Every developed nation is struggling with rising health-care costs, and the rate of growth in U.S. spending isn’t much different from the corresponding rates in other rich countries. The Kaiser Family Foundation reports that, from 1990 to 2003, total per-capita health-care costs rose by 3.6 percent annually in the U.S., compared with 4.2 percent in the U.K., 7.1 percent in Ireland, 3.2 percent in France, and 4 percent in Australia. More recently, my Manhattan Institute colleague Dr. David Gratzer calculated that the U.S. averaged real annual growth in health-care expenditures of 4.95 percent from 2000 to 2006, compared with an OECD average of 4.9 percent.

And, of course, at the end of the day, the generous welfare states in Canada and Europe are financed by high taxes that kill jobs. As the French economist Guy Sorman wrote recently in City Journal, “economists agree that unemployment rates and the cost of national health insurance are directly related everywhere, which partly explains why even in periods of economic growth, the average French unemployment rate hovers around 10 percent.”


Single-payer solutions may seem more attractive, but they don’t seem to be any more efficient. The employer-based solution in the U.S. provides more innovation and choice, but it doesn’t encourage the kinds of productivity gains we’ve seen in other sectors of the economy. An approach not yet embraced in either Europe or the U.S. involves giving consumers more control over their own routine health-care decisions.

There have been some intriguing experiments. In 2003, Congress authorized tax-free health savings accounts (HSAs) to pay for routine medical expenses, provided that such accounts were linked to high-deductible insurance plans. A 2009 study of HSAs, based on four years of data collected by economist Benjamin Zycher, found that premiums for these consumer-directed plans were 10 to 40 percent lower than premiums for other types of plans. More than 6 million Americans now have HSAs.

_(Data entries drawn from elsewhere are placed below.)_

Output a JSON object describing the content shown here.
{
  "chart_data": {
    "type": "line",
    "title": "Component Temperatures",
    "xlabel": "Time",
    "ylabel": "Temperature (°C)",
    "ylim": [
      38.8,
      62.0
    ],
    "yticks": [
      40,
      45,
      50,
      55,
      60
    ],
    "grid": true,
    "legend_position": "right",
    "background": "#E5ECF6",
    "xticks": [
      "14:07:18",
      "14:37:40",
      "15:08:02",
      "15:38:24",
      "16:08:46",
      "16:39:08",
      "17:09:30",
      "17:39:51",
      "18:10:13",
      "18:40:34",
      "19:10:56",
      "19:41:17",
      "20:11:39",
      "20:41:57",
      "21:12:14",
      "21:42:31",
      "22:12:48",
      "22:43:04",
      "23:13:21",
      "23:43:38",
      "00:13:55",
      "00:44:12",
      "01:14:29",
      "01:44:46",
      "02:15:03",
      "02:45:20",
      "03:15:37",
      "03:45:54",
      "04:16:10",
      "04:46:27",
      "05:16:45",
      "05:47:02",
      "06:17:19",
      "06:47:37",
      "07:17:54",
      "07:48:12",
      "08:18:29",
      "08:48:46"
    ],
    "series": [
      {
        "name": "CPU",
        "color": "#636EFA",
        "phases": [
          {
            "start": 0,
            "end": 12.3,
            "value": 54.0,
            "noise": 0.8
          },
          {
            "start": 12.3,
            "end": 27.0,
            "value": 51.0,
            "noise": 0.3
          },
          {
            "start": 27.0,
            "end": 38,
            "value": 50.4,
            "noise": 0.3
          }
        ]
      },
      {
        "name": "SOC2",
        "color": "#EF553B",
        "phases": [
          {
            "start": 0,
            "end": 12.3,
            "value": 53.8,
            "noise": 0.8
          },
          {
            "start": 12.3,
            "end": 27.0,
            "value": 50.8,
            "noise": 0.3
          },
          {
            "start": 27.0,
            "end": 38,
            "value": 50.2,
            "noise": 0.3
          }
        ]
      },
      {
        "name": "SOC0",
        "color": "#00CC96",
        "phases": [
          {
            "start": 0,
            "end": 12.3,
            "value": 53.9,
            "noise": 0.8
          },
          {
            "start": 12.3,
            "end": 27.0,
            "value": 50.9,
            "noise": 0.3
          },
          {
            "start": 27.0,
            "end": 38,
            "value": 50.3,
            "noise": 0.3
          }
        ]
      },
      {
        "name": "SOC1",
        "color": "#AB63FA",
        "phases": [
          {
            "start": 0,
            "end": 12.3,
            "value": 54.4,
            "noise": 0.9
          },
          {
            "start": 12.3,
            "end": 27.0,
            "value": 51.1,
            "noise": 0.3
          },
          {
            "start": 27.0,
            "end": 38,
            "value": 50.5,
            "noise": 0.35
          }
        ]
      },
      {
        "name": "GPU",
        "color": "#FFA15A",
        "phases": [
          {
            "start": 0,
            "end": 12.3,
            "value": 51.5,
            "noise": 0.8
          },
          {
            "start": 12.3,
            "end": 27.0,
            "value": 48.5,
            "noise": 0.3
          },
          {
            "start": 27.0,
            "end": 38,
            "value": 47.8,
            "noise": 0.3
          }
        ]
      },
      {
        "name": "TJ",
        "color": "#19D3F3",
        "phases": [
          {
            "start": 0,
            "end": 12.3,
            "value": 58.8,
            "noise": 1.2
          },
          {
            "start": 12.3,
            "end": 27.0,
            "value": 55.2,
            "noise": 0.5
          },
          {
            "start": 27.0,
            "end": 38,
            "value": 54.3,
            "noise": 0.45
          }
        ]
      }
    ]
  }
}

As part of the same 2003 legislation that created HSAs, Congress added a new prescription-drug benefit to Medicare, called Medicare Part D, and gave seniors a choice of prescription-drug plans with varying coverage and premium costs. Thanks to choice and competition in the program, the Centers for Medicare & Medicaid Services estimates that total ten-year spending under the program (2004–2014) will be nearly 40 percent lower than originally estimated.

Looking for more consumer-driven options? Check your local grocery aisle. Whole Foods offers HSAs to all of its employees who work more than 30 hours per week, paying 100 percent of the premiums and giving workers as much as $1,800 annually to spend on routine medical expenses. Money that isn’t spent rolls over. The CEO of Whole Foods, John Mackey, estimates that the company spends “$2,100 per employee, and about $7,000 for a family . . . about half what other companies typically pay.”

Since 2005, Safeway has offered an employee health-care plan that rewards healthy behavior. Premiums for employees vary based on smoking, weight, blood pressure, and cholesterol levels — all risk factors for high-cost chronic diseases. “If [employees] pass all four tests, annual premiums are reduced by $780 for individuals, and $1,560 for families,” explains Safeway CEO Steve Burd. Over the last four years, the company’s per-capita health-care costs have been flat, while other employers have seen their costs go up by 38 percent.

We should be expanding and building on these consumer-driven experiments, but instead President Obama and the Democrats are proposing to add more government subsidies, more price controls, and more regulations. These policies will constrict patients rather than empower them. The result will be exploding costs and growing consumer frustration with a sclerotic system.